Create Configuration

  • provider block configures the provider - can use Azure and AWS in the same file - common practice - full list of providers: https://www.terraform.io/docs/providers/index.html (A LOT!!)
  • resource block requires type and name (used to reference the resource later in the configuration)

Build Infrastructure

Change Infrastructure

  • terraform apply apply any new changes in .tf file to the infrastructure
  • terraform show to see current state of the infrastructure

Deploy Infrastructure

  • terraform destroy destroys all elements in the infrastructure (as though all resources were removed from the .tf file had been blanked out)

Resource Dependencies

  • Interpolation syntax allows referencing other values. Use ${} e.g. ${aws_instance.web.id}.
  • Format is usually: TYPE.NAME.ATTRIBUTE
  • If a resource is countable (has the count attribute set), reference individual resources by index e.g. ${aws_instance.web.0.id}
  • Get a list using the splat syntax e.g. ${aws_instance.web.*.id}
  • See: https://www.terraform.io/docs/configuration-0-11/interpolation.html
  • Terraform will automatically work out dependencies by studying the resource attributes used in interpolation expressions. Thus it can determine the correct order in which to create resources. This is the PRIMARY way to inform Terraform of these dependencies - use where possible.

Provision

Terraform provisioners help you do additional setup and configuration when a resource is created or destroyed. You can move files, run shell scripts, and install software.

  • DO NOT USE instead of configuration management tool to maintain state and configuration for existing resources. Use chef, ansible, DSC.
  • Consider Packer for creating custom images where the image is managed as code as an alternative approach
  • Provisioners are defined on resources, usually new resources just being provisioned
  • Nevertheless, the null_resource is available (which also allows the depends_on attribute to help control flow)
  • Provisioners are only run during CREATE or DESTROY - but NOT UPDATE (either create OR destroy OR both). e.g. when = "destroy".
  • If provisioning fails the resources will be marked tainted. They will be destroyed and recreated on the next apply.

Input Variables

  • Variables are specified and can be given default values in a file variables.tf
  • Variable values can be set from another file either terraform.tfvars or *.auto.tfvars (or specify using -var-file), or from command line -var for relevant commands (plan, apply, refresh)
  • For secrets create a secrets file locally and use -var-file to load it
  • Multiple files can be specified e.g. terraform apply -var-file='secret.tfvars' -var-file='production.tfvars'
  • Environment variables of the value TF_VAR_name will be read e.g. TF_VAR_location to set the value of location
  • Variable type can be string, list, map
  • Lists can specify type either implicitly or explicitly e.g. variable "cidrs" { default = [] } or variable "cidrs" { type = "list" }
  • Maps can be defined implicitly by specifying a default value which is a map, using default = {}, or explicitly
  • Apply variables from a map using the lookup function e.g. sku = "${lookup(var.sku, var.location)}" or ${var.sku["uksouth"]}

Output Variables

  • Use to output information and data resulting from the infrastructure provisioning e.g. IP addresses
  • Define e.g.
`output "ip" {
  value = "${azurerm_public_ip.publicip.ip_address}"
}`
  • Automatically printed following terraform apply
  • Can additionally be queried using terraform output [output-var-name]

Modules

Terraform modules are self-contained packages of Terraform configurations that are managed as a group. Modules are used to create reusable components, improve organization, and to treat pieces of infrastructure as a black box. e.g. network module, compute module.
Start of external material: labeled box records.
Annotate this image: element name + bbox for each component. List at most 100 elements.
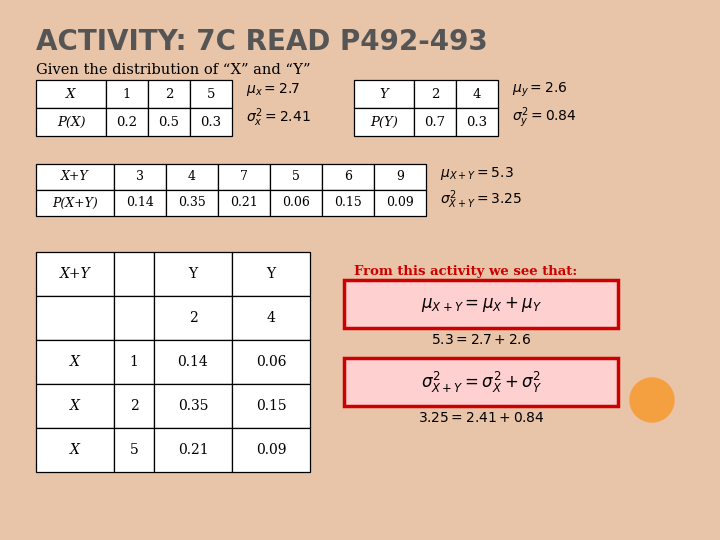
- Text: X: X: [70, 399, 80, 413]
- Text: $\mu_x = 2.7$: $\mu_x = 2.7$: [246, 82, 300, 98]
- Bar: [322, 190, 374, 216]
- Text: 0.3: 0.3: [467, 116, 487, 129]
- FancyBboxPatch shape: [344, 358, 618, 406]
- Text: 1: 1: [130, 355, 138, 369]
- Text: 0.21: 0.21: [230, 197, 258, 210]
- Text: 0.21: 0.21: [178, 443, 208, 457]
- Bar: [218, 190, 270, 216]
- Bar: [456, 80, 498, 108]
- Text: $\mu_{X+Y} = 5.3$: $\mu_{X+Y} = 5.3$: [440, 165, 514, 183]
- Text: $\mu_y = 2.6$: $\mu_y = 2.6$: [512, 81, 567, 99]
- Circle shape: [630, 378, 674, 422]
- Bar: [36, 384, 114, 428]
- Text: $\mu_{X+Y} = \mu_X + \mu_Y$: $\mu_{X+Y} = \mu_X + \mu_Y$: [420, 294, 541, 314]
- Text: 2: 2: [189, 311, 197, 325]
- Bar: [114, 252, 154, 296]
- Text: 2: 2: [431, 87, 439, 100]
- Bar: [36, 80, 106, 108]
- Bar: [36, 252, 114, 296]
- Bar: [36, 190, 114, 216]
- Text: 2: 2: [130, 399, 138, 413]
- Text: 3: 3: [136, 171, 144, 184]
- Bar: [114, 296, 154, 340]
- Text: 1: 1: [123, 87, 131, 100]
- Text: 6: 6: [344, 171, 352, 184]
- Text: 0.14: 0.14: [126, 197, 154, 210]
- Text: P(Y): P(Y): [370, 116, 398, 129]
- Bar: [374, 190, 426, 216]
- Text: X+Y: X+Y: [61, 171, 89, 184]
- Bar: [354, 80, 414, 108]
- Text: 0.7: 0.7: [424, 116, 446, 129]
- Text: 0.35: 0.35: [178, 399, 208, 413]
- Bar: [154, 296, 232, 340]
- Bar: [114, 340, 154, 384]
- Bar: [270, 164, 322, 190]
- Text: 0.06: 0.06: [282, 197, 310, 210]
- Text: 4: 4: [473, 87, 481, 100]
- Text: 0.06: 0.06: [256, 355, 287, 369]
- Text: 0.3: 0.3: [200, 116, 222, 129]
- Bar: [270, 190, 322, 216]
- Text: 4: 4: [188, 171, 196, 184]
- Bar: [190, 108, 232, 136]
- Text: Given the distribution of “X” and “Y”: Given the distribution of “X” and “Y”: [36, 63, 310, 77]
- Bar: [456, 108, 498, 136]
- Text: P(X): P(X): [57, 116, 85, 129]
- Bar: [232, 340, 310, 384]
- Bar: [322, 164, 374, 190]
- FancyBboxPatch shape: [344, 280, 618, 328]
- Bar: [154, 428, 232, 472]
- Bar: [414, 108, 456, 136]
- Bar: [148, 108, 190, 136]
- Bar: [36, 340, 114, 384]
- Bar: [114, 384, 154, 428]
- Bar: [166, 190, 218, 216]
- Text: 5: 5: [207, 87, 215, 100]
- Text: 0.15: 0.15: [334, 197, 362, 210]
- Text: 5: 5: [292, 171, 300, 184]
- Bar: [114, 190, 166, 216]
- Text: $5.3 = 2.7 + 2.6$: $5.3 = 2.7 + 2.6$: [431, 333, 531, 347]
- Bar: [232, 428, 310, 472]
- Text: 4: 4: [266, 311, 276, 325]
- Bar: [36, 108, 106, 136]
- Text: 0.2: 0.2: [117, 116, 138, 129]
- Bar: [114, 428, 154, 472]
- Bar: [148, 80, 190, 108]
- Bar: [154, 252, 232, 296]
- Bar: [232, 252, 310, 296]
- Text: 0.09: 0.09: [386, 197, 414, 210]
- Bar: [106, 108, 148, 136]
- Text: Y: Y: [189, 267, 197, 281]
- Text: X: X: [70, 443, 80, 457]
- Bar: [36, 164, 114, 190]
- Text: Y: Y: [266, 267, 276, 281]
- Bar: [36, 428, 114, 472]
- Text: From this activity we see that:: From this activity we see that:: [354, 265, 577, 278]
- Text: 7: 7: [240, 171, 248, 184]
- Bar: [218, 164, 270, 190]
- Bar: [154, 340, 232, 384]
- Text: 0.09: 0.09: [256, 443, 287, 457]
- Text: P(X+Y): P(X+Y): [52, 197, 98, 210]
- Text: X+Y: X+Y: [60, 267, 90, 281]
- Text: $\sigma_y^2 = 0.84$: $\sigma_y^2 = 0.84$: [512, 106, 577, 130]
- Bar: [414, 80, 456, 108]
- Text: 0.14: 0.14: [178, 355, 208, 369]
- Text: 9: 9: [396, 171, 404, 184]
- Bar: [166, 164, 218, 190]
- Bar: [114, 164, 166, 190]
- Text: 0.15: 0.15: [256, 399, 287, 413]
- Text: 5: 5: [130, 443, 138, 457]
- Text: X: X: [66, 87, 76, 100]
- Bar: [374, 164, 426, 190]
- Bar: [232, 296, 310, 340]
- Text: 2: 2: [165, 87, 174, 100]
- Bar: [190, 80, 232, 108]
- Text: $\sigma_x^2 = 2.41$: $\sigma_x^2 = 2.41$: [246, 107, 311, 129]
- Text: ACTIVITY: 7C READ P492-493: ACTIVITY: 7C READ P492-493: [36, 28, 487, 56]
- Text: Y: Y: [379, 87, 388, 100]
- Text: 0.5: 0.5: [158, 116, 179, 129]
- Bar: [36, 296, 114, 340]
  • As with resource blocks, a module block requires a name
  • The only mandatory attribute is source, the location of the module in e.g. the official Terraform Registry, a private registry, directly from Git, Mercurial, HTTP or local files
  • Following the addition of modules, rerun terraform init to retrieve modules. -upgrade checks for any newer versions of existing modules and providers
  • Module outputs are often used as the input to other modules using ${module.NAME.OUTPUT}

Remote State Storage

Supports team based workflows via remote backends.